L’accusation, qui porte sur un détournement de fonds, se heurte à la réalité troublante du silence des principaux acteurs. L’Avocat Général Adler Kisula, Secrétaire Exécutif de la Cellule Nationale des Renseignements Financiers (CENAREF), dont la présence serait déterminante pour l’équité des débats, ne peut se présenter au procès à la demande de la défense, invoquant une impossibilité liée à sa fonction. De même, la Première ministre Judith Suminwa et le ministre des Finances Doudou Fwamba, cités entre autres comme témoins, brillent par leur absence, ou du moins par leur manque d’empressement. Cette attitude interroge profondément car si leur témoignage ne contient aucune charge, pourquoi cette réticence à venir l’affirmer devant la cour ? Et s’il est accablant, pourquoi éviter de croiser le fer, publiquement, avec la défense de leur collègue ? Leur absence pèse comme un fardeau sur l’image de la République, suggérant une instruction dénuée de fondement réel car en fait, c’est à eux qu’il revient de confirmer les discussions tenues en conseil des ministres autour du projet controversé de construction d’une nouvelle prison.
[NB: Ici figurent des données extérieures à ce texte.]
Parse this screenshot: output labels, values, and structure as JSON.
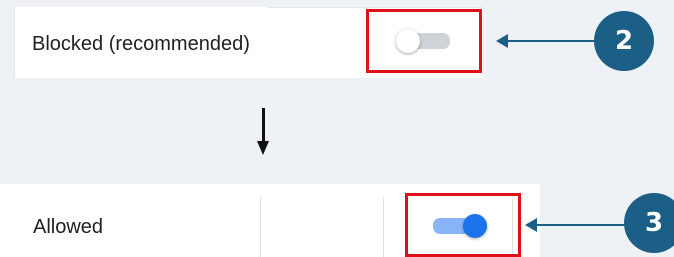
{
  "setting_before": {
    "label": "Blocked (recommended)",
    "toggle_state": "off",
    "callout_number": "2"
  },
  "setting_after": {
    "label": "Allowed",
    "toggle_state": "on",
    "callout_number": "3"
  },
  "colors": {
    "highlight": "#e0101a",
    "callout": "#1b5e86",
    "toggle_on_track": "#8ab4f8",
    "toggle_on_knob": "#1a73e8",
    "toggle_off_track": "#cfd3d8"
  },
  "icons": {
    "transition": "down-arrow-icon",
    "callout_pointer": "left-arrow-icon"
  }
}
Une matérialité introuvable de l’infraction
Sur le plan juridique, la fragilité du dossier interpelle. Pour qu’il y ait détournement, il faut une matérialisation de l’infraction, un acte concret de soustraction de fonds ou de biens, voire plus, une disposition détournée, une fin personnelle. Or, l’instruction d’audience de la Cour de cassation, ne révèle rien de fondamentalement délictueux dans cette phase du procès. L’expert en passation des marchés a déclaré avec insistance ne relever aucune faute dans la conduite du dossier par Constant Muatmba, l’écoulement du délai de 10 jours valant approbation des services de la Première ministre. Le jeune âge et le manque d’expérience de l’ancien ministre ont certes pu engendrer des maladresses de communication par la suite, mais cela ne constitue en aucun cas une preuve de culpabilité.
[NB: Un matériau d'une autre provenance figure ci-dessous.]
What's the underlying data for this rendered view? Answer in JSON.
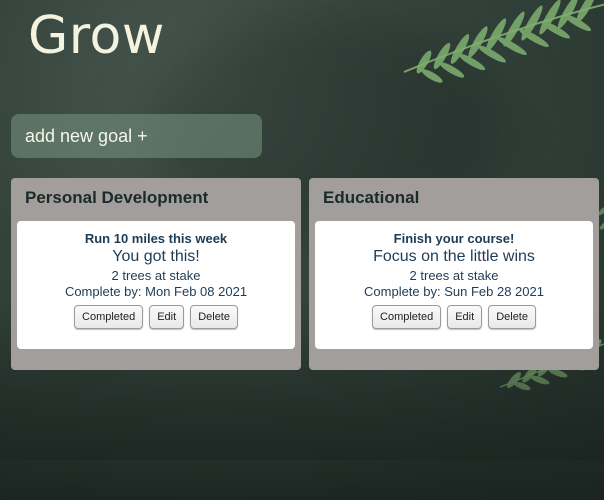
{
  "app": {
    "title": "Grow"
  },
  "add_goal": {
    "label": "add new goal +"
  },
  "categories": [
    {
      "title": "Personal Development",
      "goal": {
        "name": "Run 10 miles this week",
        "motto": "You got this!",
        "stake": "2 trees at stake",
        "due": "Complete by: Mon Feb 08 2021"
      }
    },
    {
      "title": "Educational",
      "goal": {
        "name": "Finish your course!",
        "motto": "Focus on the little wins",
        "stake": "2 trees at stake",
        "due": "Complete by: Sun Feb 28 2021"
      }
    }
  ],
  "buttons": {
    "completed": "Completed",
    "edit": "Edit",
    "delete": "Delete"
  },
  "colors": {
    "title": "#f3f3df",
    "category_bg": "#a29e9c",
    "card_text": "#1f3c55",
    "add_goal_bg": "#6f8f7c",
    "fern": "#7fb071"
  },
  "icons": [
    "fern-leaf-icon"
  ]
}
L’absence d’éléments de preuve solides, couplée au manque de collaboration des témoins principaux, vide l’accusation de sa substance et affaibli le ministère public. La justice ne peut pas se contenter d’une suspicion politique. Elle doit s’appuyer sur des faits irréfutables et un processus contradictoire où toutes les parties sont entendues. La confrontation préalable avec les membres du gouvernement aurait pu clarifier bien des zones d’ombre avant même l’ouverture de ce procès public. Cette étape fondamentale a malheureusement été ignorée durant la procédure parlementaire de levée d’immunité de Constant Mutamba, procédure qui semble par ailleurs non conforme, car s’étant déroulée à main levée et non au vote secret, sous la présidence de Vital Kamerhe au perchoir de l’Assemblée.
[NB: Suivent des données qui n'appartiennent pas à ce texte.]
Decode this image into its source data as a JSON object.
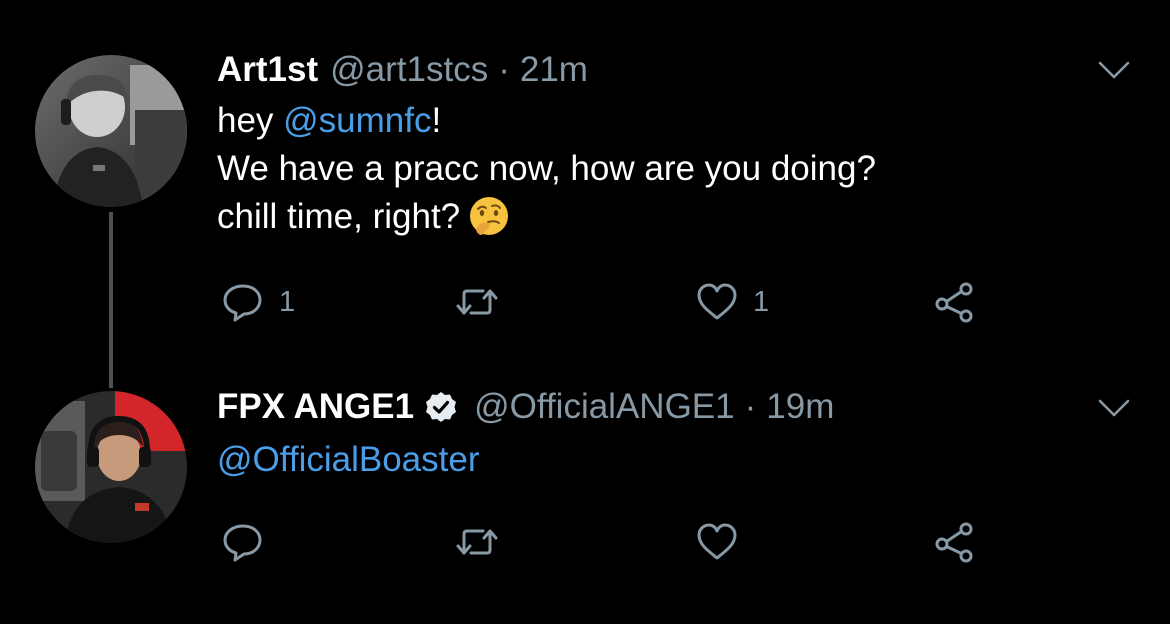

Un procès pour l’exemple, mais lequel ?
La République ne peut pas se permettre un système de justice à deux vitesses. Tandis que des scandales impliquant des criminels en col blanc avérés et bien connus restent impunis, un jeune ministre qui a tenté de donner un nouveau visage à la justice se retrouve sur le banc des accusés. Constant Mutamba a incarné, par sa volonté de réformes, lors des États-généraux de la justice de 2024, l’espoir d’une justice équitable et indépendante.
La Cour de cassation a aujourd’hui l’opportunité de faire un choix philosophique et historique, celui de poursuivre un procès dont l’instruction d’audience peine à établir la preuve du délit, menaçant ainsi d’être perçue comme un instrument de pouvoir, soit d’agir avec sagesse et équité. En l’absence de preuves concrètes et irréfutable de bénéfice personnel pour Constant Mutamba, il en faut d’irréfutables pour condamner un Garde des Sceaux, la Cour a intérêt, pour le bien de la République et la crédibilité de ses institutions, à déclarer l’insuffisance de charges et à clore ce procès. Ce serait non pas une capitulation, mais un acte de courage, un premier pas vers une justice véritablement indépendante et débarrassée des démons du passé.
Léon ENGULU III
Philosophe
Communicateur aux Etats-généraux
de la Justice (Novembre 2024,
Atelier 1, Accès au droit, justice de qualité)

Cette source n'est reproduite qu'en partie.